The hype is always better than the real thing.
Boston's Big Dig sounded like a half-decent project in the beginning. Approved in 1982 with a price tag $2.6 billion, it was completed, however, more or less, in 2005 at a price of $22 billion.
"More or less" because concrete panels loosened and crashed from the ceiling of a connector tunnel in 2006, the first full year of operation, killing 38-year-old car passenger Milena Del Valle, a mother of three.
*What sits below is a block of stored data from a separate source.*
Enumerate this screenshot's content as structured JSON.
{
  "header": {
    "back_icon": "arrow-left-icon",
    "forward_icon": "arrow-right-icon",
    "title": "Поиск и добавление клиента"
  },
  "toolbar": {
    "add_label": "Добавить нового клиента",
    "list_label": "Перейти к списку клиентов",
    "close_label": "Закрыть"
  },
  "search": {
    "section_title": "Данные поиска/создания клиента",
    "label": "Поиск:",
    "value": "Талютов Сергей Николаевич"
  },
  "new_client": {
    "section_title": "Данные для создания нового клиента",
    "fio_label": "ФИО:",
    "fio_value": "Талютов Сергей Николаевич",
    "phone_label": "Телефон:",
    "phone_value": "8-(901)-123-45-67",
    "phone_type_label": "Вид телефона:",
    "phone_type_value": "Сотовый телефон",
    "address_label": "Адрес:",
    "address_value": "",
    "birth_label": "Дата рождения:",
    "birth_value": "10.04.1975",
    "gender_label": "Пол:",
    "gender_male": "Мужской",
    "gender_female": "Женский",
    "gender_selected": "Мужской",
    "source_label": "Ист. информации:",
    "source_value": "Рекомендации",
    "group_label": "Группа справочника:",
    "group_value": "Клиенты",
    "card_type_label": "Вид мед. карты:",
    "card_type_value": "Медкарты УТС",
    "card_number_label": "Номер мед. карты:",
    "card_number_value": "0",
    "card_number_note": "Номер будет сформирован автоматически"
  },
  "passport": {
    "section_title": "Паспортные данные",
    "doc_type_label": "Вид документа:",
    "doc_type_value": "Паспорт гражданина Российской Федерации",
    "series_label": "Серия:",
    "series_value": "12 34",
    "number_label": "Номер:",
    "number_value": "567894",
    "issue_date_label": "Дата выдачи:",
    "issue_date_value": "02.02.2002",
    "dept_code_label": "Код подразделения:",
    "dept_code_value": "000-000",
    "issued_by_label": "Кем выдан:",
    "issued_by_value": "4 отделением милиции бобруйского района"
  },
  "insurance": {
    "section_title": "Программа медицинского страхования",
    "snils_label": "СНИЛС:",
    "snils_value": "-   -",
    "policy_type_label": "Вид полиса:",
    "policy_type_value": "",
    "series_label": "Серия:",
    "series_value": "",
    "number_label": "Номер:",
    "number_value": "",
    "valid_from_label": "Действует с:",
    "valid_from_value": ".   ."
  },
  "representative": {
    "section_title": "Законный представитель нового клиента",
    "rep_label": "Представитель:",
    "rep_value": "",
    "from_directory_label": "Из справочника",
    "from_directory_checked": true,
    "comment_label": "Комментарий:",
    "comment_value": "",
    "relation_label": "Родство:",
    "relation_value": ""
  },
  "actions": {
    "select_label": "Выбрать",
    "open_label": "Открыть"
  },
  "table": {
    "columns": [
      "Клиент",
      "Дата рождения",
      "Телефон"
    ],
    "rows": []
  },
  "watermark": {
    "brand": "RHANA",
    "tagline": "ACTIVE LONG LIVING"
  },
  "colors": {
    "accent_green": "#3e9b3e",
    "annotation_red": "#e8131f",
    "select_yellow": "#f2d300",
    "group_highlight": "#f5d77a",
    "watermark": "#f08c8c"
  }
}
The family was awarded $28 million.
Medicare, similarly, was optimistically projected in 1967 to have an annual price tag of $12 billion by 1990. The actual 1990 cost? $98 billion.
Just the parking lot at the Kennedy Center (not the center itself or its whole shebang of theaters, lounges, offices, restaurants, etc.) had a cost estimate in 1998 of $28 million, reports Reason magazine in its March 2010 issue. The actual cost of the parking lot, completed in 2003? $88 million.
These estimates and actual costs aren't even close, with final prices running eight and ten times off. But it works, just like fishing -- camouflage the hooks with the right feathers and bangles and a striped bass thinks he's at the Ole Minnie Buffet.
Now we're getting the biggest hype yet, the idea that Obama and his various czarinas and central planners have the expertise to re-work a sixth of the U.S. economy so that we'll somehow end up with universal health coverage, 30 million more people insured, and all done in a way that produces lower costs and higher quality while not adding a dime to the federal deficit.
It's like everyone gets a shiny new Mercedes and somehow, simultaneously, the sticker price goes down, the quality goes up and there's no red ink.
Plus they're saying that billions can be cut from Medicare without cutting anything that seniors are getting from Medicare.
I get the feeling that we haven't learned much from our previous grand experiments. The list of failures in long.
During World War II, Franklin D. Roosevelt distorted the free market by implementing wage and price controls in order to prevent "profiteering" and fight inflation. Employers, in order to attract labor, switched from giving raises to providing health insurance.
Today, we're paying a high price in the global arena for that government-created market distortion that produced the ongoing employer-based health system that consistently harms the ability of U.S. firms to compete against companies from countries that spread the costs of healthcare more broadly.
General Motors reports that healthcare costs add between $1,500 and $2,000 to the sticker price of every vehicle it makes. Bottom line, America's employer-based healthcare is selling Hondas and killing Detroit.
On January 8, 1964, President Lyndon Johnson delivered his first State of the Union address, calling for an "all-out war on human poverty," with special focus on black poverty and inner city revitalization. The following year, Sen. Daniel Moynihan sounded the alarm about the breakdown of the black family in his book "The Negro Family: The Case for National Action." At the time, 1965, the black illegitimacy rate was 26 percent.
Today, $10 trillion later in federal spending on anti-poverty programs, the illegitimacy rate among blacks is 70 percent.
Most recently, seeking universal and equitable housing, the Carter and Clinton administrations passed legislation, with well-intended consequences, of course, that forced banks to make loans in lower income areas and to unqualified borrowers. The result was a massive expansion of high-risk subprime loans, a real estate bubble, a worldwide distribution of toxic assets, and the subsequent housing crash, financial panic and bank collapses.
And now, next up on the politicians' fix-it list -- healthcare. Just say No.
Ralph R. Reiland is an associate professor of economics at Robert Morris University in Pittsburgh.